Lié Louis Périn-Salbreux, né le 12 octobre 1753 à Reims, où il est mort le 20 décembre 1817, est un peintre portraitiste et miniaturiste français.

Biographie[modifier | modifier le code]

Dernier des six enfants de fabricants d’étoffes, le père, ayant vu ses quatre premiers fils se fixer comme lui à la fabrication des étoffes de la manufacture de Reims, aurait voulu le voir faire une carrière ecclésiastique. Périn, qui nourrissait une prédilection pour la peinture, alla contre le vœu familial en suivant contre leur intention le cours gratuit de dessin de sa ville natale, dirigé par Jean-François Clermont.
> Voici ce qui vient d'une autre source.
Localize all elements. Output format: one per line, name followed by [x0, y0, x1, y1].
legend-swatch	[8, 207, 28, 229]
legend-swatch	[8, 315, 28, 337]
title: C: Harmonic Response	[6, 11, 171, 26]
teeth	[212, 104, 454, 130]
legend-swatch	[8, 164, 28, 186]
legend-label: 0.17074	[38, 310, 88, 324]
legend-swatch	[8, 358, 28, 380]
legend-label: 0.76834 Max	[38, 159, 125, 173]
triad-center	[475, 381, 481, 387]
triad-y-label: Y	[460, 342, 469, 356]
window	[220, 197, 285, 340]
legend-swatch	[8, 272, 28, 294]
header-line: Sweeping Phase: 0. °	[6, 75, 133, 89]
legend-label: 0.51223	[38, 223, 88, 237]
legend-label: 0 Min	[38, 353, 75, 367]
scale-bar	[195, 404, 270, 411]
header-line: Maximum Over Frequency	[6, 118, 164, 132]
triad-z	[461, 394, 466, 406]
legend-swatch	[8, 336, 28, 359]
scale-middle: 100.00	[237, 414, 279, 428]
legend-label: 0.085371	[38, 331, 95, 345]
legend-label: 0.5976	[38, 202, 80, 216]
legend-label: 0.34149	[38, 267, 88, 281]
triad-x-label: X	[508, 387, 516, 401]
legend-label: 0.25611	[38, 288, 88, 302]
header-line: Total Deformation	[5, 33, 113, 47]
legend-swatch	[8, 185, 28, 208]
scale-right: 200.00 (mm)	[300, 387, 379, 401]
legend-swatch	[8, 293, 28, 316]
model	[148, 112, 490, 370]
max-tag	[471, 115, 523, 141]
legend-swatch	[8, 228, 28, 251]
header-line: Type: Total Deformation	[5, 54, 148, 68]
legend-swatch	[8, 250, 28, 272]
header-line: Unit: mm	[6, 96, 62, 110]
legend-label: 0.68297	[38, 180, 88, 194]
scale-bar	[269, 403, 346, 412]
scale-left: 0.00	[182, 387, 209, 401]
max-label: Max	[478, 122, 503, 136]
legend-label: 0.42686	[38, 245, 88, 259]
En 1778, monté dans la capitale, sans protecteur et presque sans argent, il se livra à des études sérieuses d’après nature en gagnant sa vie en faisant des miniatures, genre moins dispendieux que la peinture. Il fréquente l’atelier de Lemonnier[1] et de Louis Marie Sicard[2], mais c’est Alexander Roslin qui lui donna l’occasion de sortir son style de la routine académique en le chargeant de lui copier en miniature plusieurs de ses tableaux.

Cette étroite collaboration permit à Périn de rendre son style, quoique simple et naïf, moins maniéré pour lui donner plus de grâce. Ces efforts lui permirent de hausser un grand nombre de ses ouvrages au niveau de la grande peinture qu’il n’avait abandonnée qu’à regret et qu’il reprenait souvent volontiers. Son talent profita également de l’influence des portraits de Greuze et de Hallé qu’il il observa et étudia, pour comprendre l’importance, dans les portraits, de la tête et des mains, qui doivent particulièrement fixer l’attention, et de la nécessité de subordonner les accessoires aux parties les plus importantes. L’intimité du statuaire Houdon le fortifia, par ailleurs, dans l’étude de la forme.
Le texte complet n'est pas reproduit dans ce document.